The news is even better when it comes to Kansas City. Kansas City is leading through energy efficiency programs such KCP&L utility programs and the City Energy Project, demonstrating that efficiency and city-based efforts can contribute significantly to achieving Missouri’s Clean Power Plan goals. A recently signed Kansas City Power and Light agreement will deliver $34 million in benefits to Missourians over the next 18 months while directly helping to meet the new Clean Power Plan goals for the state. The agreement includes energy efficiency services, helping customers avoid wasting money on unnecessary power. The combined savings for customers in the Kansas City Region will reach nearly 300,000 in megawatt-hours over the plan lifespan, equivalent to the electricity needed to power more than 20,000 homes in Missouri for a year. KCP&L’s new plan will also help the state prevent over 101,000 tons of carbon pollution, equivalent to taking 21,000 cars off the road for a year while saving money on customers’ electricity bills and creating local jobs for Missourians.

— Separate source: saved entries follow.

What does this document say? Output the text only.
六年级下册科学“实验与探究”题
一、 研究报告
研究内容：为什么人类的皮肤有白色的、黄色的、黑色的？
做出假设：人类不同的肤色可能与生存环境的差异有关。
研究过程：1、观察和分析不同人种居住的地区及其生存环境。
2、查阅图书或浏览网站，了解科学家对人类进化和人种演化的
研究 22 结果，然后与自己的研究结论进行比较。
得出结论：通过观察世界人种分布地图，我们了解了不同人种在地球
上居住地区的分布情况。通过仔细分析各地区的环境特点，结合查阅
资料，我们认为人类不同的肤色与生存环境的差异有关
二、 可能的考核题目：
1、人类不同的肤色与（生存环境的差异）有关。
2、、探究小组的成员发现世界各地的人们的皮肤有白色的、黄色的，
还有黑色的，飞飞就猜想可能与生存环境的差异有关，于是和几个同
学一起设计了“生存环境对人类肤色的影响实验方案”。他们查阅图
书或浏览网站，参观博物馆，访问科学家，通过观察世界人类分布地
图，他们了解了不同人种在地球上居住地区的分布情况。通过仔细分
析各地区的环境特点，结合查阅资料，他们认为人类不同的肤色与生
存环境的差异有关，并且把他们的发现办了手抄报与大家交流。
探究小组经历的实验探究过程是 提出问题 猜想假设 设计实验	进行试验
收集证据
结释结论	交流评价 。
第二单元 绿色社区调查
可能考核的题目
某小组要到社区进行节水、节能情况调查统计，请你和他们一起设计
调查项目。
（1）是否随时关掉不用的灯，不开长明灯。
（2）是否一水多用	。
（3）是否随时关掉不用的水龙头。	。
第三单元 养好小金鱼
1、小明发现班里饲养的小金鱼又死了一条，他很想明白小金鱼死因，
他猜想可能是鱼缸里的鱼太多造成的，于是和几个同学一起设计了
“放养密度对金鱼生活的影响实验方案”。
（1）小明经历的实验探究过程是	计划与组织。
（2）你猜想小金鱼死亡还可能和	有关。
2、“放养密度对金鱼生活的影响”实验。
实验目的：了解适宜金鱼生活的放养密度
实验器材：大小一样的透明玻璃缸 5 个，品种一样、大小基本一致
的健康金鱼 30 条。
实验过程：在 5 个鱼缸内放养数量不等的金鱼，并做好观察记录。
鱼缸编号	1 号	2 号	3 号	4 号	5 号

On Friday, Mayor Sly James, Greater Kansas City Chamber of Commerce President & CEO Jim Heeter, and Chuck Caisley with KCP&L will hold a joint press conference to talk about Kansas City’s energy efficiency efforts and how the city is far ahead of the game when it comes to energy efficiency and carbon reductions. Having the local utility, the local business community and the local elected leadership is significant; Kansas City is positioned well to not only comply with the new standards but exceed them. This is good news for Kansas City business – lower utility costs, local job creation and a significant improvement to local air quality.